"I just went for the name of it," she explained. "I should never teach, and what is the use of wasting all that time and bothering your brains for nothing? I shall get married the first good chance I have."
Lu Searing bewailed the hard work as well and wasn't sure she would keep on. She wanted to go somewhere to boarding school, she had heard girls had such fun getting in scrapes and out of them again. Marty Pendleton was sick of it too, and was going to learn dressmaking. Dan Erlick had gone to be clerk in the drug store.
"And to think how hard Mr. Warfield worked over them all!" Helen exclaimed, indignantly. "It doesn't do him a bit of credit."
"He had four new ones this summer. Well, there does seem a good deal of work in this world without much result," said Jenny.
Helen studied her Latin with a will, and one day to make some knotty point clearer went to the reference department of the library. Miss Westerly, the librarian, had seen her the summer before and been interested in what had befallen her, and now they took up quite a friendship. The library was open only two evenings in the week, after eight o'clock, and Miss Westerly found it very pleasant to visit on Mrs. Dayton's porch and talk to a girl as bright and ambitious as Helen. She was a college graduate and a thorough student, not considering her education finished.
"I should like so to go to college," Helen said. "But I don't know—I should have to earn some money first."

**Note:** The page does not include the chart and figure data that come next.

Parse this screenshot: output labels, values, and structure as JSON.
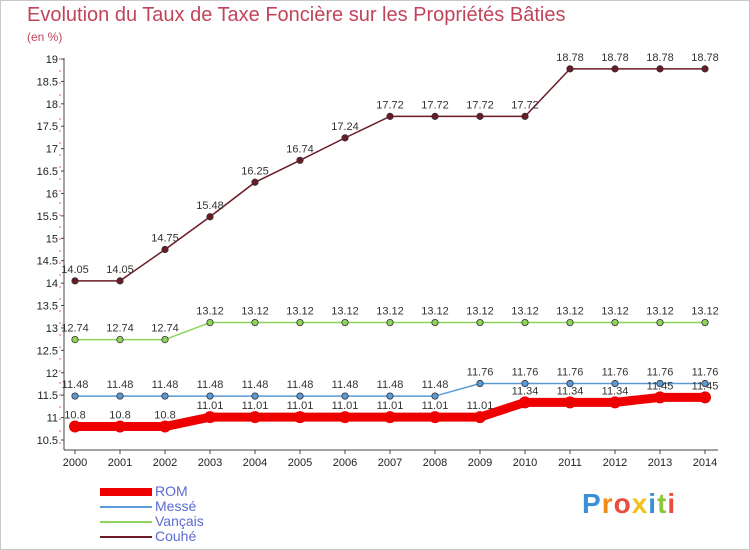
{
  "header": {
    "title": "Evolution du Taux de Taxe Foncière sur les Propriétés Bâties",
    "unit": "(en %)"
  },
  "brand": {
    "logo_letters": [
      "P",
      "r",
      "o",
      "x",
      "i",
      "t",
      "i"
    ],
    "logo_colors": [
      "#3b8fd9",
      "#f08a1c",
      "#e84d3d",
      "#f2c21b",
      "#3b8fd9",
      "#8cc63f",
      "#e84d3d"
    ]
  },
  "chart_data": {
    "type": "line",
    "title": "Evolution du Taux de Taxe Foncière sur les Propriétés Bâties",
    "ylabel": "(en %)",
    "xlabel": "",
    "ylim": [
      10.5,
      19
    ],
    "ytick_step": 0.5,
    "categories": [
      "2000",
      "2001",
      "2002",
      "2003",
      "2004",
      "2005",
      "2006",
      "2007",
      "2008",
      "2009",
      "2010",
      "2011",
      "2012",
      "2013",
      "2014"
    ],
    "series": [
      {
        "name": "ROM",
        "color": "#ee0000",
        "emphasis": "thick",
        "values": [
          10.8,
          10.8,
          10.8,
          11.01,
          11.01,
          11.01,
          11.01,
          11.01,
          11.01,
          11.01,
          11.34,
          11.34,
          11.34,
          11.45,
          11.45
        ],
        "labels": [
          "10.8",
          "10.8",
          "10.8",
          "11.01",
          "11.01",
          "11.01",
          "11.01",
          "11.01",
          "11.01",
          "11.01",
          "11.34",
          "11.34",
          "11.34",
          "11.45",
          "11.45"
        ]
      },
      {
        "name": "Messé",
        "color": "#5b9bd5",
        "emphasis": "thin",
        "values": [
          11.48,
          11.48,
          11.48,
          11.48,
          11.48,
          11.48,
          11.48,
          11.48,
          11.48,
          11.76,
          11.76,
          11.76,
          11.76,
          11.76,
          11.76
        ],
        "labels": [
          "11.48",
          "11.48",
          "11.48",
          "11.48",
          "11.48",
          "11.48",
          "11.48",
          "11.48",
          "11.48",
          "11.76",
          "11.76",
          "11.76",
          "11.76",
          "11.76",
          "11.76"
        ]
      },
      {
        "name": "Vançais",
        "color": "#8ed35a",
        "emphasis": "thin",
        "values": [
          12.74,
          12.74,
          12.74,
          13.12,
          13.12,
          13.12,
          13.12,
          13.12,
          13.12,
          13.12,
          13.12,
          13.12,
          13.12,
          13.12,
          13.12
        ],
        "labels": [
          "12.74",
          "12.74",
          "12.74",
          "13.12",
          "13.12",
          "13.12",
          "13.12",
          "13.12",
          "13.12",
          "13.12",
          "13.12",
          "13.12",
          "13.12",
          "13.12",
          "13.12"
        ]
      },
      {
        "name": "Couhé",
        "color": "#6b1a26",
        "emphasis": "thin",
        "values": [
          14.05,
          14.05,
          14.75,
          15.48,
          16.25,
          16.74,
          17.24,
          17.72,
          17.72,
          17.72,
          17.72,
          18.78,
          18.78,
          18.78,
          18.78
        ],
        "labels": [
          "14.05",
          "14.05",
          "14.75",
          "15.48",
          "16.25",
          "16.74",
          "17.24",
          "17.72",
          "17.72",
          "17.72",
          "17.72",
          "18.78",
          "18.78",
          "18.78",
          "18.78"
        ]
      }
    ],
    "grid": false,
    "legend_position": "bottom-left"
  }
}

"I have a friend who entered college at twenty-seven. She was a clerk in a store and then an old uncle left her some money. She was born for a student, and she graduated with honors. She is thirty-five now, vice-principal in a large seminary at the West, and a very successful teacher. Then I know of a girl who spent two years at college, taught three years and then went back and finished. Some women, as well as some men, love knowledge."
"I have half a mind to say I will go, no matter what stands in the way," and Helen smiled vaguely. If one could see into the future.
"Perhaps your friend may send you."
Helen wondered whether she would dare propose it.